A missing bounds check in the handling of the TLS heartbeat extension can be used to reveal up to 64k of memory to a connected client or server.
Only 1.0.1 and 1.0.2-beta releases of OpenSSL are affected, including 1.0.1f and 1.0.2-beta1.
Thanks for Neel Mehta of Google Security for discovering this bug and to Adam Langley and Bodo Moeller for preparing the fix.
Affected users should upgrade to OpenSSL 1.0.1g. Users unable to immediately upgrade can alternatively recompile OpenSSL with -DOPENSSL_NO_HEARTBEATS.

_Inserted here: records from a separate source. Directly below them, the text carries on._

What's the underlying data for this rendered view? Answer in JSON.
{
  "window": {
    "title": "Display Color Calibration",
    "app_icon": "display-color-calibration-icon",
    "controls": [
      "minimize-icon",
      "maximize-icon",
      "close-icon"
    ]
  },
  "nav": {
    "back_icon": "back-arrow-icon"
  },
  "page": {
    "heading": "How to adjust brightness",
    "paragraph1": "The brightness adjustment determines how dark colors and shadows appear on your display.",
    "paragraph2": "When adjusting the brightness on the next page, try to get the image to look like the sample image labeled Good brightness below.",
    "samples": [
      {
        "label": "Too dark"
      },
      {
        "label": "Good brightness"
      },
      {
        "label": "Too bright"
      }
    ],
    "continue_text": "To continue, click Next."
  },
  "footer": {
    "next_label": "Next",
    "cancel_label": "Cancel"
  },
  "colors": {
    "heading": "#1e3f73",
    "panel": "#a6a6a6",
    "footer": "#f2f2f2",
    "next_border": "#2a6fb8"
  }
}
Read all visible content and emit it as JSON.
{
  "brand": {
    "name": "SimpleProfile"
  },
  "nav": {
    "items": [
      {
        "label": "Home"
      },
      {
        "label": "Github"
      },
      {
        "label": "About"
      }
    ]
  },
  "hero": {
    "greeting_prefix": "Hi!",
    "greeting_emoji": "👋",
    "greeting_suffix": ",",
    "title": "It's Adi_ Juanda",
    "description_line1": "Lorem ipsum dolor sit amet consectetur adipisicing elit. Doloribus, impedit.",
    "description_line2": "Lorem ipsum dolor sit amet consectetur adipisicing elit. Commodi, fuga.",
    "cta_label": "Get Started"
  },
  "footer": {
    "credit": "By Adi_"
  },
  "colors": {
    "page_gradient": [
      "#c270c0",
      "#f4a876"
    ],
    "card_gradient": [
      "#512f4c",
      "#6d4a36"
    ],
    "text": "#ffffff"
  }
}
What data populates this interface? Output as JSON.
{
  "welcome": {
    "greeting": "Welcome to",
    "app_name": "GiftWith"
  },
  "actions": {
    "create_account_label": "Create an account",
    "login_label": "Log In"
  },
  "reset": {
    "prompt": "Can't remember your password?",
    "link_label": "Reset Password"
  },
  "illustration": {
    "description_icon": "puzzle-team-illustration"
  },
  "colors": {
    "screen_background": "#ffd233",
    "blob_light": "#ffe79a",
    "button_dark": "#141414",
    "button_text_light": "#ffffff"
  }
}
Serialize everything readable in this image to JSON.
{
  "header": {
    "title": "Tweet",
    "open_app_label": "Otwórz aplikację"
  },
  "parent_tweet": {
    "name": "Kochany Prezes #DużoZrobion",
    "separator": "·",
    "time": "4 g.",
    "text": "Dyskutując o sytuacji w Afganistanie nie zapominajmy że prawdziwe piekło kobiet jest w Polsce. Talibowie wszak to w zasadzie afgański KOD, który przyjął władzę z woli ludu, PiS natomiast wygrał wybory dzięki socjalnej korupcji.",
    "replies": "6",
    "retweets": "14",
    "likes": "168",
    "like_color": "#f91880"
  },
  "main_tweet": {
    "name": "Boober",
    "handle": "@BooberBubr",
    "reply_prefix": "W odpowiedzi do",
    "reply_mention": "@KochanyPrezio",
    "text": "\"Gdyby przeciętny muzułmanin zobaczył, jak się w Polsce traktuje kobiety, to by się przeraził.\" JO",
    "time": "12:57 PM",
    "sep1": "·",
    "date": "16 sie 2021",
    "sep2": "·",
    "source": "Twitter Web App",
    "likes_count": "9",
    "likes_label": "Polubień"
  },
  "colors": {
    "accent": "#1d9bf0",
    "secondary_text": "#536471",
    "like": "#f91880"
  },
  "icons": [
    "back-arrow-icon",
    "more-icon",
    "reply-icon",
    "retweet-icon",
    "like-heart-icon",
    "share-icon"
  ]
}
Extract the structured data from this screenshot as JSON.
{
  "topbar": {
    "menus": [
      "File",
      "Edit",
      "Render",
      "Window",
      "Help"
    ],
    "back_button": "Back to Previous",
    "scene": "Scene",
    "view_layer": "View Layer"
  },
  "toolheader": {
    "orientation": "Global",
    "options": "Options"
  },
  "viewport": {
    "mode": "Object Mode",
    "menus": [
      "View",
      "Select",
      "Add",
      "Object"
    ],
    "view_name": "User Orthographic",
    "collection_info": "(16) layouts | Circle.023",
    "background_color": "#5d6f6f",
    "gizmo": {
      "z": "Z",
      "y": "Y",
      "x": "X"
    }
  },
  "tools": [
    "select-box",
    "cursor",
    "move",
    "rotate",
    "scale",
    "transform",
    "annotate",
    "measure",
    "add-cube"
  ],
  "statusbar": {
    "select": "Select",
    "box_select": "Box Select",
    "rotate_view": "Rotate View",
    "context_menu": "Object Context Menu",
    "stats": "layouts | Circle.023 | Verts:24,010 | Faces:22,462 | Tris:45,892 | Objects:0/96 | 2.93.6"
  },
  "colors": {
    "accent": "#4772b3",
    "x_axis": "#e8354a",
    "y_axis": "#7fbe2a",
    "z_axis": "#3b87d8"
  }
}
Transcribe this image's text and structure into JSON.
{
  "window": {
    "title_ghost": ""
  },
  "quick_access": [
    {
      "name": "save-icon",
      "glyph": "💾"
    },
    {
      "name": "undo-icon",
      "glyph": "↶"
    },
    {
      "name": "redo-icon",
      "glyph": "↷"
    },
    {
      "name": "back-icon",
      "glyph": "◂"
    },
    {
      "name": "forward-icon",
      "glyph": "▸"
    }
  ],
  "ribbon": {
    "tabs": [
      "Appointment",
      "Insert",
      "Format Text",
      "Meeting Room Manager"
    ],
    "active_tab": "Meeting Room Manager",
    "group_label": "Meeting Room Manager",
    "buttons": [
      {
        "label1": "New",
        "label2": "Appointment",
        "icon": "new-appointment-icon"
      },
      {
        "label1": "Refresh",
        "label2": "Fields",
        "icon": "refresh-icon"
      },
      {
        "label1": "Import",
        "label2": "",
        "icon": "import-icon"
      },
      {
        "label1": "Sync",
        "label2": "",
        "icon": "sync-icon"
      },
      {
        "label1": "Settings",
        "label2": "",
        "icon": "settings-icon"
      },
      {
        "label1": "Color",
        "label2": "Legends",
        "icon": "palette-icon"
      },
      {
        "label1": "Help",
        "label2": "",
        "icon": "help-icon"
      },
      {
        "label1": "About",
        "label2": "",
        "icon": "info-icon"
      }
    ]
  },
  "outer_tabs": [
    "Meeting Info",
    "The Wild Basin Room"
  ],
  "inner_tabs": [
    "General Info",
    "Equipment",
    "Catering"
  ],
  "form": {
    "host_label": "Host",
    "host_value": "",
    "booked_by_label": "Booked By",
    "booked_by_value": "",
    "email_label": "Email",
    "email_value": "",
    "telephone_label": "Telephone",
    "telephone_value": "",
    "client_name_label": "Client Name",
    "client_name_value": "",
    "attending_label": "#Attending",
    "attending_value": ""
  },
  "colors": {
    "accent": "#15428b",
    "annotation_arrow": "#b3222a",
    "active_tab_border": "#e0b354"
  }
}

1.0.2 will be fixed in 1.0.2-beta2
For the technically inclined, there's a great video online that explains all aspects of the hack. Webserver owners and hosts have their work to do in order to make their sites secure. That leaves out virtually every HP 3000, the server that was renamed e3000 in its final HP generation to emphasize its integration with the Internet. Hewlett-Packard never got around to implementing OpenSSL security in its web services for MPE/iX. 3000 systems are blameless, but that doesn't matter as much as insisting your secure website providers apply that 1.0.1g upgrade.
The spookiest part of this story is that without the log evidence, nobody knows if Heartbleed has been used over the past two years. Byrne's message is directed at IT managers who have Linux-driven websites in their datacenters. Linux has gathered a lot of co-existence with MPE/iX over the last five years and more. This isn't like a report of a gang shooting that's happened in another part of town. Consider it more of a warning about the water supply.
In a bit of gallows humor, it looks as if the incomplete implementation of OpenSSL, frozen in an earlier edition of the software, puts it back in the same category as un-patched OpenSSL web servers: not quite ready for prime time.